Reductio (Miseria y Maravilla)

...comunicar es codificar; codificar es reducir; reducir es inventar; inventar es ignorar; ignorar es asombrarse; asombrarse es descubrir; descubrir es comunicar...

viernes, 16 de octubre de 2009

¿Qué es un acto filosófico?

Lo que Foucault denomina nihilismo/nominalismo/historicismo tiene, en el lenguaje cotidiano, un nombre mucho más simple; es lo que suele llamarse cambiar de tema.

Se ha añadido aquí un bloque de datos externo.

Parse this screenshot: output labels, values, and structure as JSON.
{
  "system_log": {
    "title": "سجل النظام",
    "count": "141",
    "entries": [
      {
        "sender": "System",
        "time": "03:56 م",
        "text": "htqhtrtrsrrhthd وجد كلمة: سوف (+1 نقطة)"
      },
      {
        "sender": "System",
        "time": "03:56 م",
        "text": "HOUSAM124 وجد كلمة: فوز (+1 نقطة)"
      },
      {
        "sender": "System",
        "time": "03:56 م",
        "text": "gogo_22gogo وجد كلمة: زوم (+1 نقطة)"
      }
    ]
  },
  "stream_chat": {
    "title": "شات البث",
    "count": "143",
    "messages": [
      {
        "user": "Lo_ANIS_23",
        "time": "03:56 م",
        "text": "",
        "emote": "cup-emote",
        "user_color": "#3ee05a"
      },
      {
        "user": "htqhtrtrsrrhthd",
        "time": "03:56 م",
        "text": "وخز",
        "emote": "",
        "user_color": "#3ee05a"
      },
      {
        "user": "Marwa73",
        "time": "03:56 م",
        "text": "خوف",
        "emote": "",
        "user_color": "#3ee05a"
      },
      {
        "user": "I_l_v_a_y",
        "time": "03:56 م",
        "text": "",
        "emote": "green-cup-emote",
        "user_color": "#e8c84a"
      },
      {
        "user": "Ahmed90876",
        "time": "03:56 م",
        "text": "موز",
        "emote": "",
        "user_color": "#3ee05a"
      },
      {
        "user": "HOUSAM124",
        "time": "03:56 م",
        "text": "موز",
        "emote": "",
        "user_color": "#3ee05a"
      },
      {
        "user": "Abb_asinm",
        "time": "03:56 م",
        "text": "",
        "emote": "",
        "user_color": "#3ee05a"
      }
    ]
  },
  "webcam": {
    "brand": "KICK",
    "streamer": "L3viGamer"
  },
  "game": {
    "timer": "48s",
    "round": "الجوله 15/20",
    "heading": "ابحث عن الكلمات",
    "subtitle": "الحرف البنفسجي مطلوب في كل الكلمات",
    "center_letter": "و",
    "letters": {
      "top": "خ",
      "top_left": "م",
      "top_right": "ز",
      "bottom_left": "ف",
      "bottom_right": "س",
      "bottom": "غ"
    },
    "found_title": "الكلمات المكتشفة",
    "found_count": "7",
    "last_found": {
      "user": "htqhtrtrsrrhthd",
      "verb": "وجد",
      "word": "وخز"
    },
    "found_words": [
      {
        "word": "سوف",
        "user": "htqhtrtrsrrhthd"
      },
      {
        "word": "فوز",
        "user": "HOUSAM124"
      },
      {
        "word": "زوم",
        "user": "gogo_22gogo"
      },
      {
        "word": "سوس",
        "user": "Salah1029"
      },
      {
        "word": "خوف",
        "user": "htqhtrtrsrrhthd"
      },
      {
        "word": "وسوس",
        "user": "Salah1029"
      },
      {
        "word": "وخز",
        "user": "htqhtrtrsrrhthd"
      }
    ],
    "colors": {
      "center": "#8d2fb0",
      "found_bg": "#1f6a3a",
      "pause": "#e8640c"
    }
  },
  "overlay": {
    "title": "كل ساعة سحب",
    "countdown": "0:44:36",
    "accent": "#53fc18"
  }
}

martes, 13 de octubre de 2009

Demarcación Primaria (La tiza de la discordia)

(Breve drama filosófico en un acto)

A: El problema son todos esos fanáticos que se empeñan en proponer inútiles distinciones donde sencillamente no las hay.

B: Coincido. Aunque me gustaría agregar que no se trata del único problema. Personalmente, veo mayor peligro en esas otras sectas que insisten en pasar por alto hasta las más obvias de las distinciones.

A: Puede ser. Pero, en todo caso, debe usted reconocer que se trata de dos tipos diferentes de distinciones...

(etc.)

C [aparte]:  ¡Es la última vez que juego a la rayuela con esta gente!